I created a script, /etc/init.d/local that says
echo 19 7 > /proc/eink_fb/update_display
echo 1 > /sys/devices/platform/eink_fb.0/override_upd_mode
and from /etc/rc5.d, ln -s ../init.d/local S97local to start it at boot, but you could just type the echos from a shell to see the effect... It is in no-way permanent.

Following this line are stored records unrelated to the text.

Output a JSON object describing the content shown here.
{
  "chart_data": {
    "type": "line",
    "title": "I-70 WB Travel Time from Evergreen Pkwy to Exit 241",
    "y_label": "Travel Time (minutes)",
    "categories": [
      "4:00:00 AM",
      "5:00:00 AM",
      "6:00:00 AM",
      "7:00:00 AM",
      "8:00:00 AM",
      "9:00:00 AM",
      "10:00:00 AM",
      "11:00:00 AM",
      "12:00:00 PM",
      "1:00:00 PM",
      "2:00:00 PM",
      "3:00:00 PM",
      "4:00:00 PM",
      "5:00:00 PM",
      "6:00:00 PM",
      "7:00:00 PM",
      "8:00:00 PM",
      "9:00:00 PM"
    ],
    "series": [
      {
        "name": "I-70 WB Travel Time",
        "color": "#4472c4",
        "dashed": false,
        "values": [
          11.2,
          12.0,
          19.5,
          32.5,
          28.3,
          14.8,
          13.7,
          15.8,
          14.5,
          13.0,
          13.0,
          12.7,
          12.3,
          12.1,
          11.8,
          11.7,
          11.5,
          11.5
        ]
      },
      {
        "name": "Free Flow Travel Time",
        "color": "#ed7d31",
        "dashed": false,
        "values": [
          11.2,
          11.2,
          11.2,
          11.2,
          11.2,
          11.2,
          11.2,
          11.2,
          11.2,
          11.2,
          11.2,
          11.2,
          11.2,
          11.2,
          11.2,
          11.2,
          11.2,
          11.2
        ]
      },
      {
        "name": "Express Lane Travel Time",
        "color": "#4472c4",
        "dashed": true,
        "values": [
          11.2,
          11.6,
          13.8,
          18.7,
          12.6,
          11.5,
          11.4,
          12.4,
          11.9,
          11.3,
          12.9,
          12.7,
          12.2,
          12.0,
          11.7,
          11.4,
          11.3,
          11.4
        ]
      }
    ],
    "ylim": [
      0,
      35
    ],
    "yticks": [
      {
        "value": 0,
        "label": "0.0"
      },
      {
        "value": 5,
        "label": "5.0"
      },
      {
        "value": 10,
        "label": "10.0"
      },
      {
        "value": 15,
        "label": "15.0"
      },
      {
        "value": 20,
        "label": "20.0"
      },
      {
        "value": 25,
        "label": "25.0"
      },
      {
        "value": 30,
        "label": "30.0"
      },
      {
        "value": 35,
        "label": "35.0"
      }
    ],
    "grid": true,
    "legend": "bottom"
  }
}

The "19 7" above sets contrast to an undocumented (very dark) setting, necessary to overcome the eInk - which has an almost mechanical latency to it and is too light otherwise. I found a pretty good bit of documentation, indirectly, in /opt/eink/scripts/diags.
I don't think Amazon will enable this as an option because there is a little bit of ghosting and overall ugliness to the display, but for me it works quite well, and the ultra-contrast actually makes many of my books easier to see in low light.
I've asked around to see if someone can help me get the eInk firmware from the new Nook STR (with it's proprietary anti-flash tech) to see if I can apply it to Kindle.
Just a quick update before this thread fades into obscurity (or someone actually releases something : ) to save you the trouble of reading this whole boring development thread... Essentially we succeed to disable the screen flash, and solution is very usable.
If you read up to page three, you'll find a few different algorithms to change the way the eInk updates; there are essentially 3 update sequences with various effects. I hacked it, seaniko7 did the first proof of concept and made a video - http://www.youtube.com/watch?v=VN5fd3iBsMA
Various ideas were tried, in my opinion the current winning solution is mobad's script at
Enjoy, and thanks everyone for participating!